Creating independence in your homeschooling


I feel pretty strongly about having my kids be as independent as possible in their homeschooling. It saves me time and energy, as well as helps them take responsibility for their own work.

My kids are still very young so I am sure we will see many changes and adjustments to things over the next few years, but these are some strategies that I believe will hold true over time.


Give your kids a checklist

This year, we are using spiral notebooks for checklists. I found the idea on Amongst the Lovely Things and it has worked amazingly well for us so far! Making a checklist only takes a few minutes every evening and really helps me stay on top of where the kids are each day. I also like that I can write Eden an encouraging note or reminder if I want to.

Every evening, I write in Eden’s and Judah’s notebooks the things they need to get done the next day.

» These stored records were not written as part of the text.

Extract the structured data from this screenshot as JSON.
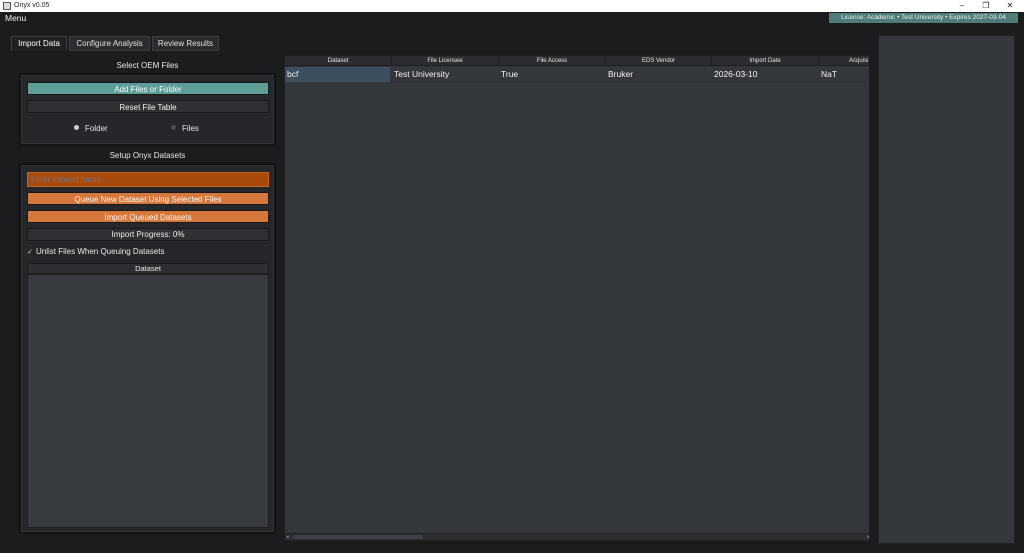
{
  "window": {
    "title": "Onyx v0.05",
    "minimize": "–",
    "restore": "❐",
    "close": "✕"
  },
  "menubar": {
    "menu": "Menu",
    "license": "License: Academic • Test University • Expires 2027-03-04"
  },
  "tabs": [
    {
      "label": "Import Data",
      "active": true
    },
    {
      "label": "Configure Analysis",
      "active": false
    },
    {
      "label": "Review Results",
      "active": false
    }
  ],
  "oem": {
    "title": "Select OEM Files",
    "add_button": "Add Files or Folder",
    "reset_button": "Reset File Table",
    "radio_folder": "Folder",
    "radio_files": "Files",
    "selected_mode": "Folder"
  },
  "datasets": {
    "title": "Setup Onyx Datasets",
    "name_placeholder": "Enter dataset name...",
    "queue_button": "Queue New Dataset Using Selected Files",
    "import_button": "Import Queued Datasets",
    "progress_label": "Import Progress: 0%",
    "progress_value": 0,
    "unlist_checkbox": "Unlist Files When Queuing Datasets",
    "unlist_checked": true,
    "checkmark": "✓",
    "list_header": "Dataset"
  },
  "table": {
    "columns": [
      "Dataset",
      "File Licensee",
      "File Access",
      "EDS Vendor",
      "Import Date",
      "Acquisi"
    ],
    "rows": [
      [
        "bcf",
        "Test University",
        "True",
        "Bruker",
        "2026-03-10",
        "NaT"
      ]
    ],
    "scroll_left": "◂",
    "scroll_right": "▸"
  },
  "colors": {
    "accent_teal": "#5f9e97",
    "accent_orange": "#d6773c",
    "license_bg": "#4f7c78",
    "background": "#1b1c1e"
  }
}
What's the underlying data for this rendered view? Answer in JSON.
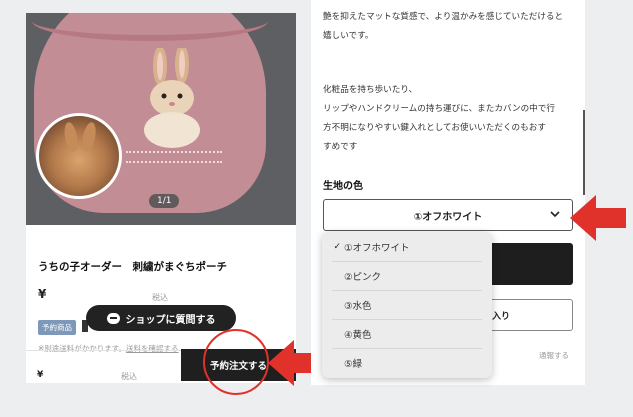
{
  "left": {
    "pager": "1/1",
    "product_title": "うちの子オーダー　刺繍がまぐちポーチ",
    "price_symbol": "¥",
    "tax_label": "税込",
    "badge": "予約商品",
    "shipping_note": "※別途送料がかかります。",
    "shipping_link": "送料を確認する",
    "chat_button": "ショップに質問する",
    "footer_price_symbol": "¥",
    "footer_tax_label": "税込",
    "order_button": "予約注文する"
  },
  "right": {
    "desc_lines": [
      "艶を抑えたマットな質感で、より温かみを感じていただけると",
      "嬉しいです。",
      "化粧品を持ち歩いたり、",
      "リップやハンドクリームの持ち運びに、またカバンの中で行",
      "方不明になりやすい鍵入れとしてお使いいただくのもおす",
      "すめです"
    ],
    "fabric_label": "生地の色",
    "selected_option": "①オフホワイト",
    "favorite_button": "入り",
    "report_link": "通報する"
  },
  "dropdown": {
    "options": [
      "①オフホワイト",
      "②ピンク",
      "③水色",
      "④黄色",
      "⑤緑"
    ],
    "selected_index": 0,
    "check_mark": "✓"
  },
  "colors": {
    "annotation_red": "#e0312a",
    "button_dark": "#1f1f1f",
    "badge_blue": "#7d98b8"
  }
}
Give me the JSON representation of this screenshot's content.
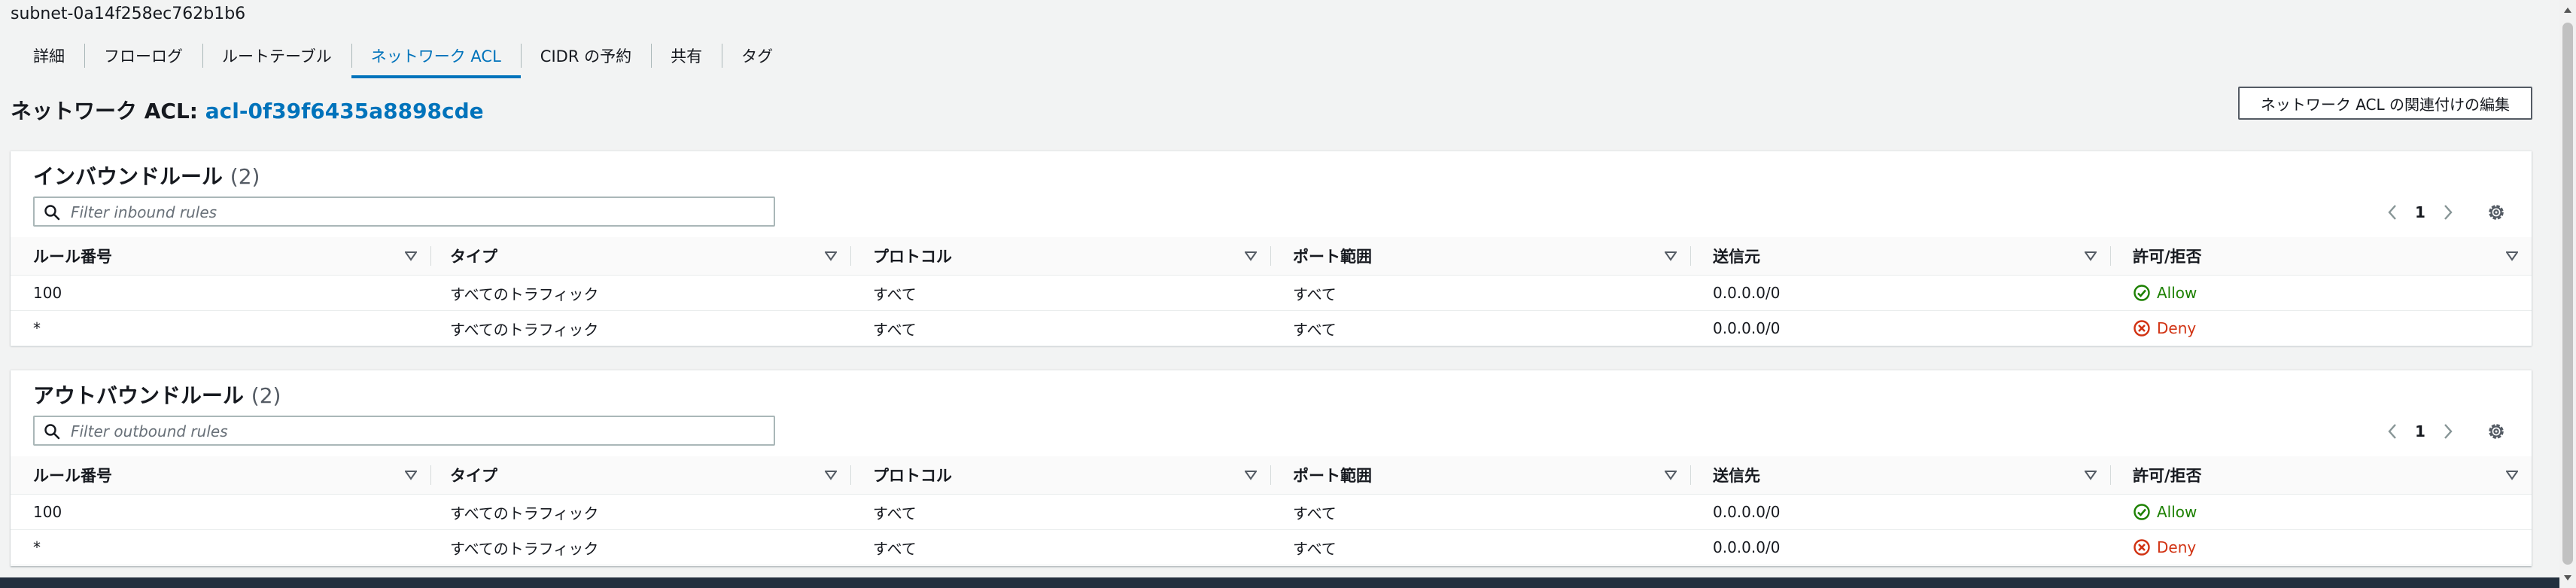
{
  "subnet_title": "subnet-0a14f258ec762b1b6",
  "tabs": [
    {
      "label": "詳細",
      "active": false
    },
    {
      "label": "フローログ",
      "active": false
    },
    {
      "label": "ルートテーブル",
      "active": false
    },
    {
      "label": "ネットワーク ACL",
      "active": true
    },
    {
      "label": "CIDR の予約",
      "active": false
    },
    {
      "label": "共有",
      "active": false
    },
    {
      "label": "タグ",
      "active": false
    }
  ],
  "acl": {
    "label": "ネットワーク ACL:",
    "id": "acl-0f39f6435a8898cde",
    "edit_button": "ネットワーク ACL の関連付けの編集"
  },
  "inbound": {
    "title": "インバウンドルール",
    "count": "(2)",
    "filter_placeholder": "Filter inbound rules",
    "page": "1",
    "columns": [
      "ルール番号",
      "タイプ",
      "プロトコル",
      "ポート範囲",
      "送信元",
      "許可/拒否"
    ],
    "rows": [
      {
        "rule": "100",
        "type": "すべてのトラフィック",
        "protocol": "すべて",
        "port": "すべて",
        "cidr": "0.0.0.0/0",
        "action": "Allow"
      },
      {
        "rule": "*",
        "type": "すべてのトラフィック",
        "protocol": "すべて",
        "port": "すべて",
        "cidr": "0.0.0.0/0",
        "action": "Deny"
      }
    ]
  },
  "outbound": {
    "title": "アウトバウンドルール",
    "count": "(2)",
    "filter_placeholder": "Filter outbound rules",
    "page": "1",
    "columns": [
      "ルール番号",
      "タイプ",
      "プロトコル",
      "ポート範囲",
      "送信先",
      "許可/拒否"
    ],
    "rows": [
      {
        "rule": "100",
        "type": "すべてのトラフィック",
        "protocol": "すべて",
        "port": "すべて",
        "cidr": "0.0.0.0/0",
        "action": "Allow"
      },
      {
        "rule": "*",
        "type": "すべてのトラフィック",
        "protocol": "すべて",
        "port": "すべて",
        "cidr": "0.0.0.0/0",
        "action": "Deny"
      }
    ]
  },
  "colors": {
    "link": "#0073bb",
    "allow": "#1d8102",
    "deny": "#d13212",
    "background": "#f2f3f3"
  },
  "icons": {
    "search": "search-icon",
    "sort": "sort-caret-icon",
    "settings": "gear-icon",
    "prev": "chevron-left-icon",
    "next": "chevron-right-icon",
    "allow": "check-circle-icon",
    "deny": "x-circle-icon"
  }
}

I start with things they can do on their own — copy work, math worksheets, iPad assignments, reading for 20 minutes. Underneath the checklist, there is a section titled Mom that includes any subjects the kids need to do with me.

I have found that they love knowing exactly what they need to get done during the day. It also helps hold me accountable to my plan for the day.

Give them a timeframe

My kids have until afternoon snack to have their checklist completed. I typically do the school work with them in the mornings, but give them the freedom to complete the rest of the checklist on their own when they want. They usually finish it in the morning but sometimes they save certain subjects for nap/quiet time.

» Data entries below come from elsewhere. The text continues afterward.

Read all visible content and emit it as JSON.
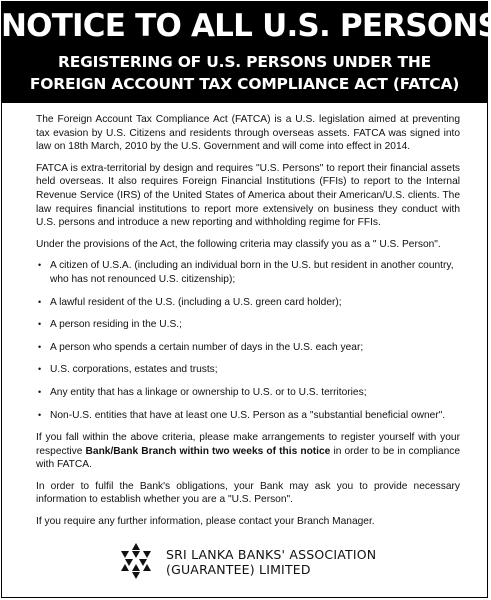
{
  "header": {
    "title": "NOTICE TO ALL U.S. PERSONS",
    "subtitle_line1": "REGISTERING OF U.S. PERSONS UNDER THE",
    "subtitle_line2": "FOREIGN ACCOUNT TAX COMPLIANCE ACT (FATCA)"
  },
  "body": {
    "para1": "The Foreign Account Tax Compliance Act (FATCA) is a U.S. legislation aimed at preventing tax evasion by U.S. Citizens and residents through overseas assets. FATCA was signed into law on 18th March, 2010 by the U.S. Government and will come into effect in 2014.",
    "para2": "FATCA is extra-territorial by design and requires \"U.S. Persons\" to report their financial assets held overseas. It also requires Foreign Financial Institutions (FFIs) to report to the Internal Revenue Service (IRS) of the United States of America about their American/U.S. clients. The law requires financial institutions to report more extensively on business they conduct with U.S. persons and introduce a new reporting and withholding regime for FFIs.",
    "para3": "Under the provisions of the Act, the following criteria may classify you as a \" U.S. Person\".",
    "bullet_symbol": "•",
    "criteria": [
      "A citizen of U.S.A. (including an individual born in the U.S. but resident in another country, who has not renounced U.S. citizenship);",
      "A lawful resident of the U.S. (including a U.S. green card holder);",
      "A person residing in the U.S.;",
      "A person who spends a certain number of days in the U.S. each year;",
      "U.S. corporations, estates and trusts;",
      "Any entity that has a linkage or ownership to U.S. or to U.S. territories;",
      "Non-U.S. entities that have at least one U.S. Person as a \"substantial beneficial owner\"."
    ],
    "para4_start": "If you fall within the above criteria, please make arrangements to register yourself with your respective ",
    "para4_bold": "Bank/Bank Branch within two weeks of this notice",
    "para4_end": " in order to be in compliance with FATCA.",
    "para5": "In order to fulfil the Bank's obligations, your Bank may ask you to provide necessary information to establish whether you are a \"U.S. Person\".",
    "para6": "If you require any further information, please contact your Branch Manager."
  },
  "footer": {
    "logo_icon": "star-of-david-triangles-logo",
    "association_line1": "SRI LANKA BANKS' ASSOCIATION",
    "association_line2": "(GUARANTEE) LIMITED"
  }
}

In our house, nap/quiet time ends around 4 pm, followed by a snack, maybe a fun experiment or project, and then TV time. If their checklist is not completed in time, they miss doing those things until their work is completed. So if the kids decide to complete the checklist right after snack time, they miss snacks. The same goes for any projects or TV time. I can honestly say this has only happened once so far. These are too important to them to miss!

Use technology

Take advantage of any help you can get! Part of Eden’s daily schedule is to practice her math facts on the iPad. I used to do these with her using flashcards, but she loves her math app, and I love that it is one less thing I have to do. She also uses the iPad to review her spelling words several days a week.

Start earlier than you think

Use the time when your kids are younger students to train them to work independently. Judah, who is in Kindergarten, is still not reading well enough to read his checklist on his own, but he is learning to look at it every day and check things off. He is also learning to recognize certain subjects we do often.

I have Eden keep a running list of all the chapter books she has read. Her writing is hard to read, and quite honestly I would like it better if I just wrote it myself (she isn’t in love with doing it either!), but it is something I want to keep in her portfolio as she gets older and it will be much easier later if she gets in the habit of writing it now.

These may seem like little tasks, but over time the little tasks will continue to add up to make your student a more independent learner.